Rankin was born in Zimbabwe but his father was a UK citizen and he is now considering applying to become British and then hold dual citizenship, which is allowed in Zimbabwe. But he says he doesn’t believe he could easily live in the UK.

“I don’t think I could live there. I don’t know it. I am a stranger there. This country is the only one I know,” he said. Both his sons live in Zimbabwe and his daughter lives in Malawi.

He said talk in the district around his farm was that Nyatsuro had not grown anything substantial since he took over the farm.

“It takes a lot of energy to grow a tobacco crop. And it is a risky crop. One can lose a lot and also, in a good season, make money,” Rankin said.

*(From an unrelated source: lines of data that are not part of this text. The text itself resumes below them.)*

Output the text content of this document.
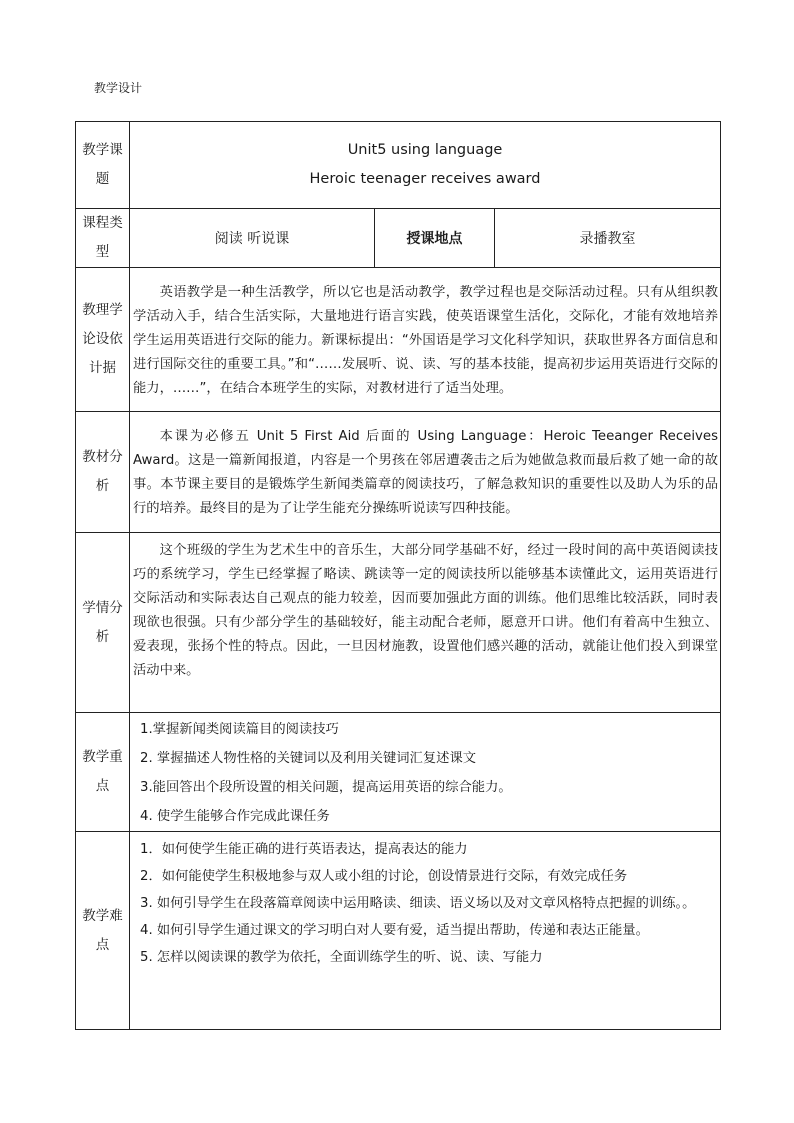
教学设计
教学课题	Unit5 using language
Heroic teenager receives award		

课程类型	阅读 听说课	授课地点	录播教室
教理学论设依计据	英语教学是一种生活教学，所以它也是活动教学，教学过程也是交际活动过程。只有从组织教学活动入手，结合生活实际，大量地进行语言实践，使英语课堂生活化，交际化，才能有效地培养学生运用英语进行交际的能力。新课标提出：“外国语是学习文化科学知识，获取世界各方面信息和进行国际交往的重要工具。”和“……发展听、说、读、写的基本技能，提高初步运用英语进行交际的能力，……”，在结合本班学生的实际，对教材进行了适当处理。		

教材分析	本课为必修五 Unit 5 First Aid 后面的 Using Language：Heroic Teeanger Receives Award。这是一篇新闻报道，内容是一个男孩在邻居遭袭击之后为她做急救而最后救了她一命的故事。本节课主要目的是锻炼学生新闻类篇章的阅读技巧，了解急救知识的重要性以及助人为乐的品行的培养。最终目的是为了让学生能充分操练听说读写四种技能。		

学情分析	这个班级的学生为艺术生中的音乐生，大部分同学基础不好，经过一段时间的高中英语阅读技巧的系统学习，学生已经掌握了略读、跳读等一定的阅读技所以能够基本读懂此文，运用英语进行交际活动和实际表达自己观点的能力较差，因而要加强此方面的训练。他们思维比较活跃，同时表现欲也很强。只有少部分学生的基础较好，能主动配合老师，愿意开口讲。他们有着高中生独立、爱表现，张扬个性的特点。因此，一旦因材施教，设置他们感兴趣的活动，就能让他们投入到课堂活动中来。		

教学重点	1.掌握新闻类阅读篇目的阅读技巧
2. 掌握描述人物性格的关键词以及利用关键词汇复述课文
3.能回答出个段所设置的相关问题，提高运用英语的综合能力。
4. 使学生能够合作完成此课任务		

教学难点	1．如何使学生能正确的进行英语表达，提高表达的能力
2．如何能使学生积极地参与双人或小组的讨论，创设情景进行交际，有效完成任务
3. 如何引导学生在段落篇章阅读中运用略读、细读、语义场以及对文章风格特点把握的训练。。
4. 如何引导学生通过课文的学习明白对人要有爱，适当提出帮助，传递和表达正能量。
5. 怎样以阅读课的教学为依托，全面训练学生的听、说、读、写能力		
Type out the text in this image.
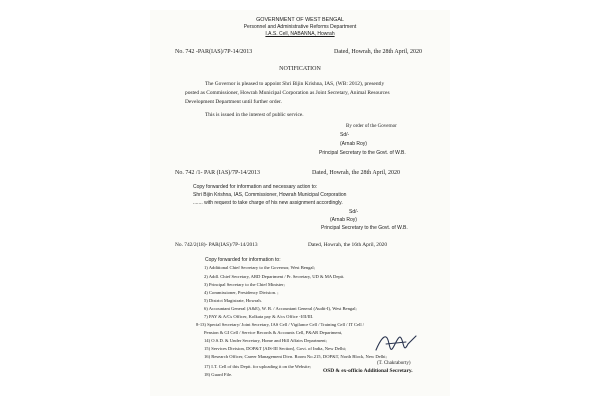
GOVERNMENT OF WEST BENGAL
Personnel and Administrative Reforms Department
I.A.S. Cell, NABANNA, Howrah
No. 742 -PAR(IAS)/7P-14/2013	Dated, Howrah, the 28th April, 2020
NOTIFICATION
The Governor is pleased to appoint Shri Bijin Krishna, IAS, (WB: 2012), presently
posted as Commissioner, Howrah Municipal Corporation as Joint Secretary, Animal Resources
Development Department until further order.
This is issued in the interest of public service.
By order of the Governor
Sd/-
(Arnab Roy)
Principal Secretary to the Govt. of W.B.
No. 742 /1- PAR (IAS)/7P-14/2013	Dated, Howrah, the 28th April, 2020
Copy forwarded for information and necessary action to:
Shri Bijin Krishna, IAS, Commissioner, Howrah Municipal Corporation
....... with request to take charge of his new assignment accordingly.
Sd/-
(Arnab Roy)
Principal Secretary to the Govt. of W.B.
No. 742/2(18)- PAR(IAS)/7P-14/2013	Dated, Howrah, the 16th April, 2020
Copy forwarded for information to:
1) Additional Chief Secretary to the Governor, West Bengal;
2) Addl. Chief Secretary, ARD Department / Pr. Secretary, UD & MA Deptt.
3) Principal Secretary to the Chief Minister;
4) Commissioner, Presidency Division. ;
5) District Magistrate, Howrah.
6) Accountant General (A&E), W. B. / Accountant General (Audit-I), West Bengal;
7) PAY & A/Cs Officer, Kolkata pay & A/cs Office -I/II/III.
8-13) Special Secretary/ Joint Secretary, IAS Cell / Vigilance Cell / Training Cell / IT Cell /
Pension & GI Cell / Service Records & Accounts Cell, P&AR Department,
14) O.S.D. & Under Secretary, Home and Hill Affairs Department;
15) Services Division, DOP&T [AIS-III Section], Govt. of India, New Delhi;
16) Research Officer, Career Management Divn. Room No.215, DOP&T, North Block, New Delhi;
17) I.T. Cell of this Deptt. for uploading it on the Website;
18) Guard File.
(T. Chakraborty)
OSD & ex-officio Additional Secretary.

His wife, Anita has never lived anywhere but life on a farm in Zimbabwe. “I can’t even live in town. I don’t know town life,” she said.

Back at their former farm, experienced workers blasted the current crop being grown by Nyatsuro.

“That maize is pathetic, we won’t get much from that,” said one farmer. “There is a small tobacco seed bed, but it is far too late to plant tobacco now.”

Nyatsuro, a 48-year-old father of three, moved to the UK in 2001 with his wife Veronica and their children were privately educated.

They lived in a five-bedroom, detached home in Nottingham bought for £730 000 in 2006.

Nyatsuro ran his surgery, the Willows Medical Centre, in Carlton, Nottingham, which was sold before Christmas for £325 000.

He resigned after his practice was put into special measures following the publication of a damning inspection report.

The critical report by the Care Quality Commission unearthed a catalogue of failures at the “chaotic surgery,” where a healthcare assistant posed as a doctor. 

His lawyer Fungai Chimwamurombe told MailOnline that Nyatsuro had legally taken possession of the Rankins’ home.